Ditambahkan, beberapa tahun lalu pihaknya tidak menemukan produk ilegal dari negara tetangga, masuk wilayah Jawa Tengah. Namun tahun ini produk itu sudah mulai dan diperdagangkan. Dengan demikian, berarti sudah ada permintaan tinggi pada produk pangan ilegal yang harus diwaspadai.
Modusnya, kata dia, dari akun online dibeli dari luar negeri masuk ke Jateng dalam jumlah besar, dan dari tentengan atau oleh-oleh dari luar negeri sampai lima kilogram.
“Seharusnya produk itu untuk penggunaan sendiri. Kita beli oleh-oleh dari negara lain itu tidak dilarang. Tetapi kalau diperjualbelikan, dia membuka jasa titipan, itulah yang harus kita amankan,” terangnya lebih lanjut.

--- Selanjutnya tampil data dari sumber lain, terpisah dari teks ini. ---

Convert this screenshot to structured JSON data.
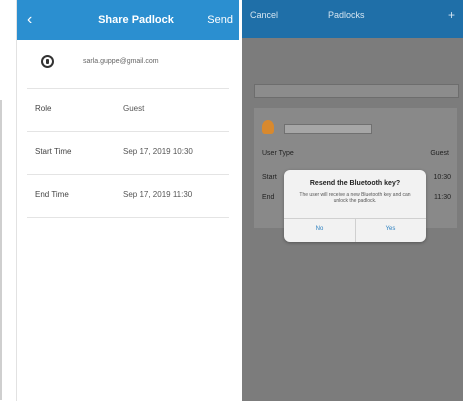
{
  "left": {
    "back_glyph": "‹",
    "title": "Share Padlock",
    "send_label": "Send",
    "email": "sarla.guppe@gmail.com",
    "rows": [
      {
        "label": "Role",
        "value": "Guest"
      },
      {
        "label": "Start Time",
        "value": "Sep 17, 2019 10:30"
      },
      {
        "label": "End Time",
        "value": "Sep 17, 2019 11:30"
      }
    ]
  },
  "right": {
    "cancel_label": "Cancel",
    "title": "Padlocks",
    "add_glyph": "+",
    "card": {
      "user_type_label": "User Type",
      "user_type_value": "Guest",
      "start_label": "Start",
      "end_label": "End",
      "start_value": "10:30",
      "end_value": "11:30"
    },
    "dialog": {
      "title": "Resend the Bluetooth key?",
      "body": "The user will receive a new Bluetooth key and can unlock the padlock.",
      "cancel_label": "No",
      "confirm_label": "Yes"
    }
  },
  "colors": {
    "blue_bar": "#2b8fd0",
    "overlay_bg": "#7c7c7c",
    "link": "#2a7fc0"
  }
}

Yang dikhawatirkan dari produk ilegal, jelas Lintang, yaitu tidak tahu produk itu benar-benar asli dari sana atau palsu. Selanjutnya, dari produk ilegal, masyarakat tidak tahu isinya, dan itu juga jadi ancaman produk lokal. Sejauh ini, produk yang ditemukan paling banyak dari Malaysia, dan China, dengan mayoritas adalah produk makanan, seperti minuman instan, susu, cokelat, bumbu makanan, serta makanan herbal untuk kesehatan.